“My darling,” he said, “you are better now, I have been alarmed about you, Philippa; I feared that you were ill. My darling, give me a word and a smile.”
She had quite recovered herself then; she remembered that she was Duchess of Hazlewood—wife of the generous nobleman who was at her side. She was mistress of herself in a moment.
“Have I alarmed you?” she said. “I did feel ill; but I am better now—quite well, in fact.”
She said to herself that she had her new life to begin, and the sooner she began it the better; so she made herself very charming to the young duke, and he was in ecstasies over the prize he had won.
Thenceforward[3] they lived happily enough. If the young duke found his wife less loving, less tender of heart, than he had believed her to be, he had no complaint.
“She is so beautiful and gifted,” he would say to himself. “I cannot expect everything. I know that she loves me, although she does not say much about it. I know that I can trust her in all things, even though she makes no protestations.”
They fell into the general routine of life. One loved—the other allowed herself to be loved. The duke adored his wife, and she accepted his adoration.

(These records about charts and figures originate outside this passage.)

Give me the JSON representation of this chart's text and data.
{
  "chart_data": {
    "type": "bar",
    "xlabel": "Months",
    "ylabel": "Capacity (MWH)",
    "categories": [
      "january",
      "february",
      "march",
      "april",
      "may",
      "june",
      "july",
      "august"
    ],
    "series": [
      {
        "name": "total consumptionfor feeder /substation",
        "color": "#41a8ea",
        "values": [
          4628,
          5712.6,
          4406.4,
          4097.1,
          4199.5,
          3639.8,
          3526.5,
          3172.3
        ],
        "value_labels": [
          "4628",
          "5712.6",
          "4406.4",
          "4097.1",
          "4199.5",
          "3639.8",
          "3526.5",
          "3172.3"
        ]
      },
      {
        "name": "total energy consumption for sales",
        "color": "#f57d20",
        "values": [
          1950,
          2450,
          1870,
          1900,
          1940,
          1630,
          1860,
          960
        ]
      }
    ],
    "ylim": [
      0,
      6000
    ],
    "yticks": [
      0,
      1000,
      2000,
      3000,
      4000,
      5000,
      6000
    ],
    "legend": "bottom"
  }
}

They were never spoken of as a model couple, although every one agreed that it was an excellent match—that they were very happy. The duke looked up with wondering admiration to the beautiful stately lady who bore his name. She could not do wrong in his eyes, everything she said was right, all she did was perfect. He never dreamed of opposing her wishes. There was no lady in England so completely her own mistress, so completely mistress of every one and everything around her, as her Grace of Hazlewood.

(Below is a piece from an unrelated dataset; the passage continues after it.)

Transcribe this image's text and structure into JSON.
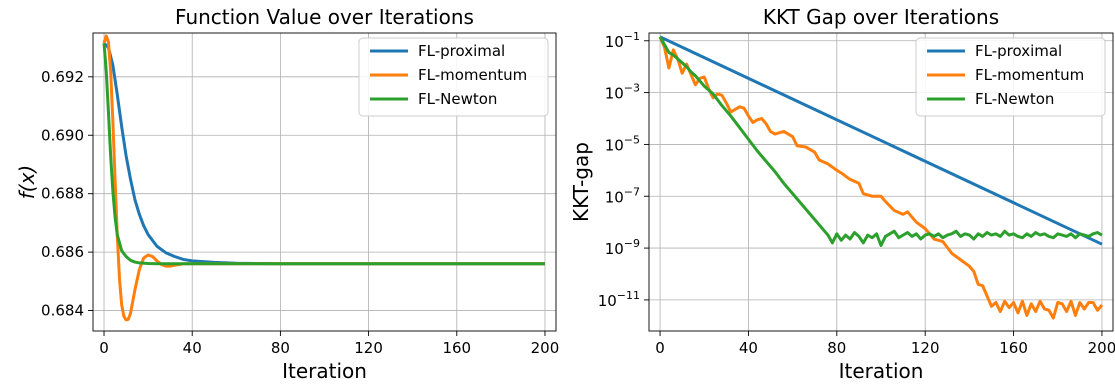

When the season came around again, and the brilliant life which she had laid out for herself was hers, she might have been the happiest of women but for the cloud which darkened, her whole existence. Lord Arleigh had kept his promise—he, had been her true friend, with her husband’s full permission. The duke was too noble and generous himself to feel any such ignoble passion as jealousy—he was far too confiding. To be jealous of his wife would never have entered his mind; nor was there the least occasion for it. If Lord Arleigh had been her own brother, their relationship could not have been of a more blameless kind; even the censorious world of fashion, so quick to detect a scandal, so merciless in its enjoyment of one, never presumed to cast an aspersion on this friendship. There was something so frank, so open about it, that blame was an impossibility. If the duke was busy or engaged when his wife wanted to ride or drive, he asked her cousin Lord Arleigh to take his place, as he would have asked his own brother. If the duke could not attend opera or ball, Lord Arleigh was at hand. He often said it was a matter of perplexity to him which was his own home—whether he liked Beechgrove, Verdun Royal or Vere Court best.